Element visibility trigger GTM

The Google Tag Manager team have published a new trigger called "Element visibility" which is very useful because it is triggered when some HTML element is visible in the screen, based in an easy configuration.

For both Analytics and User experience, is important to know if users are looking for some elements which are not in the header section. Now you can send events or activate tags thanks to GTM.

In short, this trigger fires when an element is visible in the viewport. The viewport is the visible area in the screen, meaning if an element is visible there, is visible by the user.

Selection method

In this part you can select two options: ID and CSS Selector. Both values can be GTM variables.

ID is related with the ID of a HTML element. If you know Javascript, is the same than document.getElementById function.
CSS selector match the element or a group of elements in a page.
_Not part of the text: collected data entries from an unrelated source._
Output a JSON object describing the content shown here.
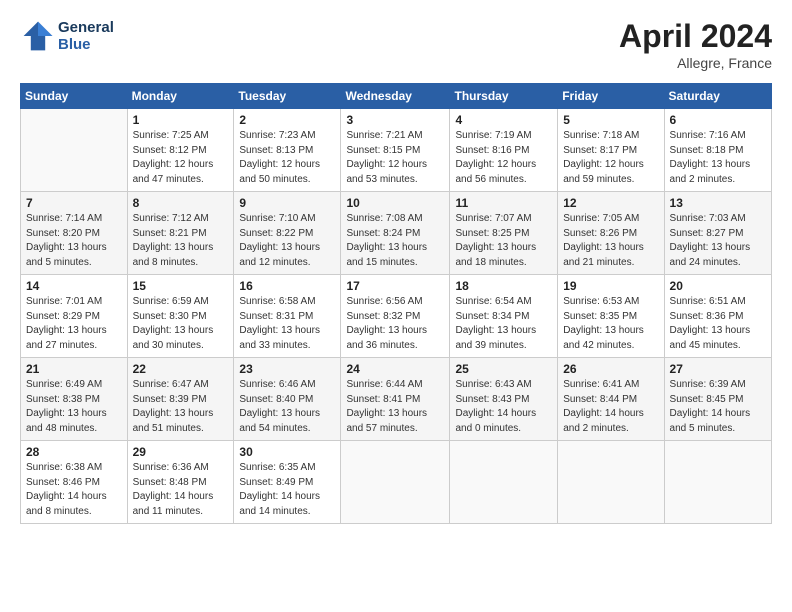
{
  "header": {
    "logo_line1": "General",
    "logo_line2": "Blue",
    "title": "April 2024",
    "location": "Allegre, France"
  },
  "weekdays": [
    "Sunday",
    "Monday",
    "Tuesday",
    "Wednesday",
    "Thursday",
    "Friday",
    "Saturday"
  ],
  "weeks": [
    [
      {
        "day": "",
        "info": ""
      },
      {
        "day": "1",
        "info": "Sunrise: 7:25 AM\nSunset: 8:12 PM\nDaylight: 12 hours\nand 47 minutes."
      },
      {
        "day": "2",
        "info": "Sunrise: 7:23 AM\nSunset: 8:13 PM\nDaylight: 12 hours\nand 50 minutes."
      },
      {
        "day": "3",
        "info": "Sunrise: 7:21 AM\nSunset: 8:15 PM\nDaylight: 12 hours\nand 53 minutes."
      },
      {
        "day": "4",
        "info": "Sunrise: 7:19 AM\nSunset: 8:16 PM\nDaylight: 12 hours\nand 56 minutes."
      },
      {
        "day": "5",
        "info": "Sunrise: 7:18 AM\nSunset: 8:17 PM\nDaylight: 12 hours\nand 59 minutes."
      },
      {
        "day": "6",
        "info": "Sunrise: 7:16 AM\nSunset: 8:18 PM\nDaylight: 13 hours\nand 2 minutes."
      }
    ],
    [
      {
        "day": "7",
        "info": "Sunrise: 7:14 AM\nSunset: 8:20 PM\nDaylight: 13 hours\nand 5 minutes."
      },
      {
        "day": "8",
        "info": "Sunrise: 7:12 AM\nSunset: 8:21 PM\nDaylight: 13 hours\nand 8 minutes."
      },
      {
        "day": "9",
        "info": "Sunrise: 7:10 AM\nSunset: 8:22 PM\nDaylight: 13 hours\nand 12 minutes."
      },
      {
        "day": "10",
        "info": "Sunrise: 7:08 AM\nSunset: 8:24 PM\nDaylight: 13 hours\nand 15 minutes."
      },
      {
        "day": "11",
        "info": "Sunrise: 7:07 AM\nSunset: 8:25 PM\nDaylight: 13 hours\nand 18 minutes."
      },
      {
        "day": "12",
        "info": "Sunrise: 7:05 AM\nSunset: 8:26 PM\nDaylight: 13 hours\nand 21 minutes."
      },
      {
        "day": "13",
        "info": "Sunrise: 7:03 AM\nSunset: 8:27 PM\nDaylight: 13 hours\nand 24 minutes."
      }
    ],
    [
      {
        "day": "14",
        "info": "Sunrise: 7:01 AM\nSunset: 8:29 PM\nDaylight: 13 hours\nand 27 minutes."
      },
      {
        "day": "15",
        "info": "Sunrise: 6:59 AM\nSunset: 8:30 PM\nDaylight: 13 hours\nand 30 minutes."
      },
      {
        "day": "16",
        "info": "Sunrise: 6:58 AM\nSunset: 8:31 PM\nDaylight: 13 hours\nand 33 minutes."
      },
      {
        "day": "17",
        "info": "Sunrise: 6:56 AM\nSunset: 8:32 PM\nDaylight: 13 hours\nand 36 minutes."
      },
      {
        "day": "18",
        "info": "Sunrise: 6:54 AM\nSunset: 8:34 PM\nDaylight: 13 hours\nand 39 minutes."
      },
      {
        "day": "19",
        "info": "Sunrise: 6:53 AM\nSunset: 8:35 PM\nDaylight: 13 hours\nand 42 minutes."
      },
      {
        "day": "20",
        "info": "Sunrise: 6:51 AM\nSunset: 8:36 PM\nDaylight: 13 hours\nand 45 minutes."
      }
    ],
    [
      {
        "day": "21",
        "info": "Sunrise: 6:49 AM\nSunset: 8:38 PM\nDaylight: 13 hours\nand 48 minutes."
      },
      {
        "day": "22",
        "info": "Sunrise: 6:47 AM\nSunset: 8:39 PM\nDaylight: 13 hours\nand 51 minutes."
      },
      {
        "day": "23",
        "info": "Sunrise: 6:46 AM\nSunset: 8:40 PM\nDaylight: 13 hours\nand 54 minutes."
      },
      {
        "day": "24",
        "info": "Sunrise: 6:44 AM\nSunset: 8:41 PM\nDaylight: 13 hours\nand 57 minutes."
      },
      {
        "day": "25",
        "info": "Sunrise: 6:43 AM\nSunset: 8:43 PM\nDaylight: 14 hours\nand 0 minutes."
      },
      {
        "day": "26",
        "info": "Sunrise: 6:41 AM\nSunset: 8:44 PM\nDaylight: 14 hours\nand 2 minutes."
      },
      {
        "day": "27",
        "info": "Sunrise: 6:39 AM\nSunset: 8:45 PM\nDaylight: 14 hours\nand 5 minutes."
      }
    ],
    [
      {
        "day": "28",
        "info": "Sunrise: 6:38 AM\nSunset: 8:46 PM\nDaylight: 14 hours\nand 8 minutes."
      },
      {
        "day": "29",
        "info": "Sunrise: 6:36 AM\nSunset: 8:48 PM\nDaylight: 14 hours\nand 11 minutes."
      },
      {
        "day": "30",
        "info": "Sunrise: 6:35 AM\nSunset: 8:49 PM\nDaylight: 14 hours\nand 14 minutes."
      },
      {
        "day": "",
        "info": ""
      },
      {
        "day": "",
        "info": ""
      },
      {
        "day": "",
        "info": ""
      },
      {
        "day": "",
        "info": ""
      }
    ]
  ]
}
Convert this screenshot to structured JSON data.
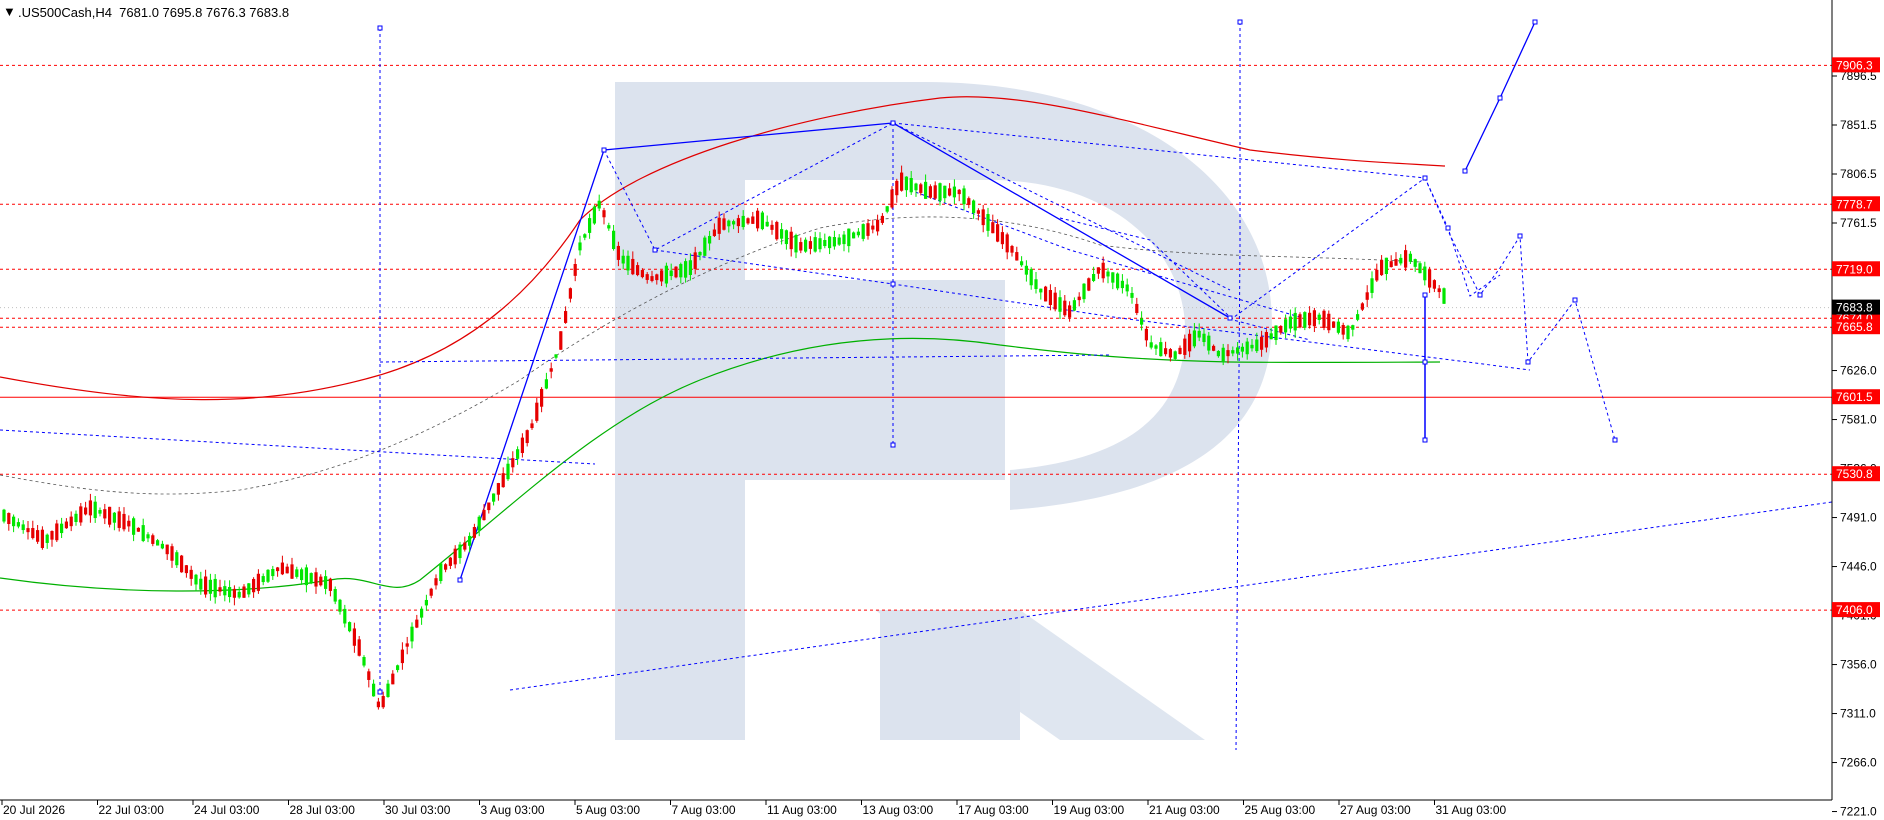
{
  "chart_data": {
    "type": "candlestick",
    "title": ".US500Cash,H4  7681.0 7695.8 7676.3 7683.8",
    "symbol": ".US500Cash",
    "timeframe": "H4",
    "ohlc_header": {
      "open": 7681.0,
      "high": 7695.8,
      "low": 7676.3,
      "close": 7683.8
    },
    "y_ticks": [
      "7896.5",
      "7851.5",
      "7806.5",
      "7761.5",
      "7671.0",
      "7626.0",
      "7581.0",
      "7536.0",
      "7491.0",
      "7446.0",
      "7401.0",
      "7356.0",
      "7311.0",
      "7266.0",
      "7221.0"
    ],
    "x_ticks": [
      "20 Jul 2026",
      "22 Jul 03:00",
      "24 Jul 03:00",
      "28 Jul 03:00",
      "30 Jul 03:00",
      "3 Aug 03:00",
      "5 Aug 03:00",
      "7 Aug 03:00",
      "11 Aug 03:00",
      "13 Aug 03:00",
      "17 Aug 03:00",
      "19 Aug 03:00",
      "21 Aug 03:00",
      "25 Aug 03:00",
      "27 Aug 03:00",
      "31 Aug 03:00"
    ],
    "levels": [
      {
        "value": 7906.3,
        "label": "7906.3"
      },
      {
        "value": 7778.7,
        "label": "7778.7"
      },
      {
        "value": 7719.0,
        "label": "7719.0"
      },
      {
        "value": 7674.0,
        "label": "7674.0"
      },
      {
        "value": 7665.8,
        "label": "7665.8"
      },
      {
        "value": 7601.5,
        "label": "7601.5"
      },
      {
        "value": 7530.8,
        "label": "7530.8"
      },
      {
        "value": 7406.0,
        "label": "7406.0"
      }
    ],
    "current_price": {
      "value": 7683.8,
      "label": "7683.8"
    },
    "legend": "none",
    "grid": false,
    "colors": {
      "bull": "#00e600",
      "bear": "#e60000",
      "level": "#ff0000",
      "pattern": "#0000ff",
      "ma_slow": "#e00000",
      "ma_fast": "#00b000",
      "watermark": "#dce3ee",
      "current": "#000000"
    }
  }
}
Element visibility selection method

My recommendation is to use CSS selectors because is easier to configure, and you can put lot of combinations of selectors.

When to fire this trigger

You have lot of power in this section, because you will decide when the triggers can fire.

Element visibility when to fire

  • Once per page: this trigger will only fire once on the current page.
  • Once per element: this trigger will fire just once if an element with a specific ID appears in the viewport. When using CSS selectors, this setting will fire once for each element matched by the selector(s). In other words, this would be the setting to use if you wanted to create a trigger that fires when different parts of the page enter the viewport. Very powerful.
  • Every time an element appears on-screen: this trigger fires whenever any matched element appears in the viewport, and will do so each time the element reappears.

Minimum Percent Visible

You can specify the percent of the element must be visible in the viewport to fire the trigger.

Element visibility percent visible

Is a good practice to set 50% as a default value, but you can fire a trigger immediately after some element appears in the viewport, in this case, you have to set 5%.

Observe DOM changes

This setting is the best, because you can track the visibility of elements that are not loaded in the page yet! For example, if you insert dynamically elements, you can fire triggers when they become visible.

This is a great solution of AJAX forms, which shows a popup when the user fills it. With GTM you can not use the Form submit trigger. However, if you put the popup selector as a CSS selector in the element visible trigger, you got it!

Element Visibility observe dom changes gtm

Summary

This trigger will be one of my favorites because it has lot of potential, and we can track some UX interactions. Visibility is such a huge aspect of things we do on a web page. If an element is not visible, it can not really be engaged with by a user.